Editorial Calls for Senate Committee’s Involvement in Expanding System To Determine Out-Of-Network Doctor Payments
"All insurers should enable customers to determine, in advance, how much they will have to pay for services outside their network," a New York Times editorial states. The health insurance industry's method of determining how to pay out-of-network providers looks like it has "been manipulated to shortchange patients by hundreds of millions of dollars over the past decade," the editorial adds. Two recent Senate Commerce, Science and Transportation Committee hearings "were a useful reminder of how badly the industry behaved in using" UnitedHealth Group subsidiary Ingenix to determine doctor payments, according to the Times.
According to the Times, the "tough" settlement negotiated by New York state Attorney General Andrew Cuomo (D) with UnitedHealth "will clean up much of the mess" both in New York and other states. While it did not admit any wrongdoing, UnitedHealth will pay $350 million to settle the charges and has agreed to allow an independent not-for-profit group to determine the doctor payments. Eleven additional insurers will help finance the new payment database.

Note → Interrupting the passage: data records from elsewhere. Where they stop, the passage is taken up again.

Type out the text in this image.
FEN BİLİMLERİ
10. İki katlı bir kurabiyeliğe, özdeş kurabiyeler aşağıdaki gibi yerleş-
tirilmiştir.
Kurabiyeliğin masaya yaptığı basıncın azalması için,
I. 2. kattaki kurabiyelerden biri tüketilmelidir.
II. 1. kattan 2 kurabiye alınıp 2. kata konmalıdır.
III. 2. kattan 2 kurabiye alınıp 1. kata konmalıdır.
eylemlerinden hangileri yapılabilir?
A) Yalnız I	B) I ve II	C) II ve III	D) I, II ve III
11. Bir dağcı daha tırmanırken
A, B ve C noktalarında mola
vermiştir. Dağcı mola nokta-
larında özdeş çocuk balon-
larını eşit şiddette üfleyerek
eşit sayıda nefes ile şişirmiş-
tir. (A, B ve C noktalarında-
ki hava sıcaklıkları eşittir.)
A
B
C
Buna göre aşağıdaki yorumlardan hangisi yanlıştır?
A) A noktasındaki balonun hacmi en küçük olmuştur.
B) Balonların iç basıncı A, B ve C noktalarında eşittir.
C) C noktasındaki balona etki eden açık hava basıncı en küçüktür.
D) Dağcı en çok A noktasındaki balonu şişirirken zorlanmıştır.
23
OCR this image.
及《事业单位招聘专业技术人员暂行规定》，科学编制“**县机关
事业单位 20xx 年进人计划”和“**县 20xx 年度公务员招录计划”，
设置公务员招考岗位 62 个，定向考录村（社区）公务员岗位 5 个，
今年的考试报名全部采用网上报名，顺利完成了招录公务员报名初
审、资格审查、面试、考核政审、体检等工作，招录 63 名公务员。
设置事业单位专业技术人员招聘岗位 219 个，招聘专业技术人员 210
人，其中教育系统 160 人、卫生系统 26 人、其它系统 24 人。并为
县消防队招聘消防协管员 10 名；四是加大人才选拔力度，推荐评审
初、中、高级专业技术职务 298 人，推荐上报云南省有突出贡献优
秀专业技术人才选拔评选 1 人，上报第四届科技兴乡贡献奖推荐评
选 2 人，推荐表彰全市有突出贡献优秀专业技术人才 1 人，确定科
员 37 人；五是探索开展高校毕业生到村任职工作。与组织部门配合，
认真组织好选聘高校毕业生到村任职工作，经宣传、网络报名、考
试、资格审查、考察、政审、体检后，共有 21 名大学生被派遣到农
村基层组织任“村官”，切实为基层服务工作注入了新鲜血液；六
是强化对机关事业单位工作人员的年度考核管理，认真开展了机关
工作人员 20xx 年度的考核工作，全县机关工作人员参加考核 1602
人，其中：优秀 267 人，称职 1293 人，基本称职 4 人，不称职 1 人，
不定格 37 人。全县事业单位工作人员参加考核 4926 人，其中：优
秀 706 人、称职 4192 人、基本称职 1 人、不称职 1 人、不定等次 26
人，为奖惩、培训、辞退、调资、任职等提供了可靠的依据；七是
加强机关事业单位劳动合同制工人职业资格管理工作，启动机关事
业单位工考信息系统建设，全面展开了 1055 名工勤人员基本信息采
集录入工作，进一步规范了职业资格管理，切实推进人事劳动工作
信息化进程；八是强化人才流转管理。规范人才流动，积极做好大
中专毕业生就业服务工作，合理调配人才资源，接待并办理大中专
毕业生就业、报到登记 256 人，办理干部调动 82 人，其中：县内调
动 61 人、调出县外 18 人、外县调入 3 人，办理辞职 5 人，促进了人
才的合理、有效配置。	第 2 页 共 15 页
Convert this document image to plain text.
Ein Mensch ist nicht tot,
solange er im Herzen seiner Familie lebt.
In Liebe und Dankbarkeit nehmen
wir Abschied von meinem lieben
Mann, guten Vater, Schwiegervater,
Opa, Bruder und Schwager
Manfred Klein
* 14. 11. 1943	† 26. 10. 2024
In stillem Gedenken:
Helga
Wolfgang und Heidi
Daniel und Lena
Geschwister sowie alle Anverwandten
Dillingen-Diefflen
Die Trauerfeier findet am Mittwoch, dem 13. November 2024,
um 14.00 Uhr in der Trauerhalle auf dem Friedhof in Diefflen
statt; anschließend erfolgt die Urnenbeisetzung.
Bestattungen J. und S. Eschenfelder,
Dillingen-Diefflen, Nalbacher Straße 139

Despite the settlement, "there are loose ends that need attention" because the agreement "won't reach all insurers in all states," the editorial says. The Senate Commerce, Science and Transportation Committee "will need to explore what further steps may be required to force insurers to use either the new database or some other measure that is reliable and free of conflicts of interest," according to the Times (New York Times, 4/8).